Governing from the Opposition


Trump is more at home in his role as the opponent, criticizing the tremendous efforts by governors.

For Donald Trump, the hardest part of this crisis is not being able to be himself. Despite trying to restrain his innate drive to belittle and clash with experts, the urge resurfaces every few days. Contrary to the serious work of his main adviser, Dr. Tony Fauci, which is based on medical and scientific evidence, we hear Trump recommending untested medicine or claiming, against all available data, that the virus has already been defeated. The president has no modus operandi in place to make decisions based on previous studies or with sufficient deliberation. He lacks a stable team of advisers with seniority and experience and, as he himself admitted, he acts by combining instinct and attention to the data. Never mind we are in a war in which the role of science is more crucial than ever. All he needs to reach a firm conclusion is a phone call with a friend, typically, a millionaire Republican businessman, or a few minutes of a Fox News debate.
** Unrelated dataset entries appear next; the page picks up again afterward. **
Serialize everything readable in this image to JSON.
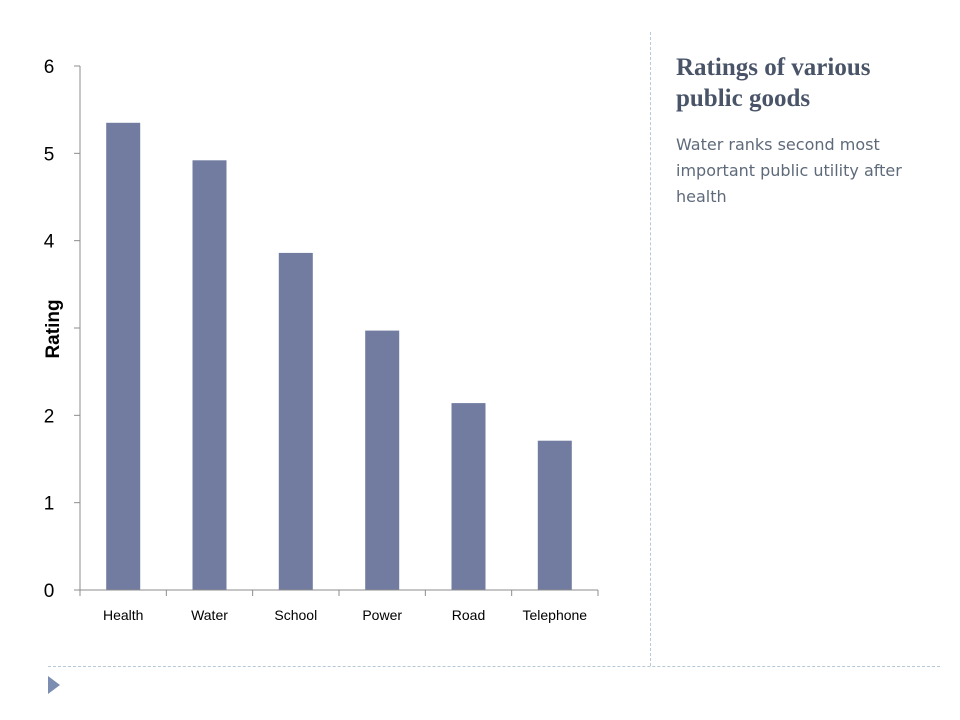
{
  "slide": {
    "title": "Ratings of various public goods",
    "body": "Water ranks second most important public utility after health"
  },
  "chart_data": {
    "type": "bar",
    "categories": [
      "Health",
      "Water",
      "School",
      "Power",
      "Road",
      "Telephone"
    ],
    "values": [
      5.35,
      4.92,
      3.86,
      2.97,
      2.14,
      1.71
    ],
    "ylabel": "Rating",
    "ylim": [
      0,
      6
    ],
    "yticks": [
      0,
      1,
      2,
      4,
      5,
      6
    ],
    "grid": false,
    "bar_color": "#717ca0",
    "axis_color": "#8c8c8c"
  }
}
As the country’s death toll reached 32,000 yesterday, only slightly more than 2 million tests have been conducted in a population of 331 million. This past week, Trump went from claiming “total” authority over states, ignoring the Constitution, to leading the opposition. He is more at home in that role of opponent, committed to criticizing and challenging the tremendous efforts by governors, some of whom have formed a coalition to help one another in the face of the leadership vacuum at the helm of the federal government and the alarming condition of their states.

Trump carries out the job of creating and wearing down adversaries from the White House pulpit through long and confusing daily briefings in a way that is so characteristic of him. To counter the criticism he is facing for failing to act from December to February, the president manufactures an alternative reality which he broadcasts at any hour of the day. His is a battle of propaganda, in an election year that has been completely altered by the many effects of the pandemic.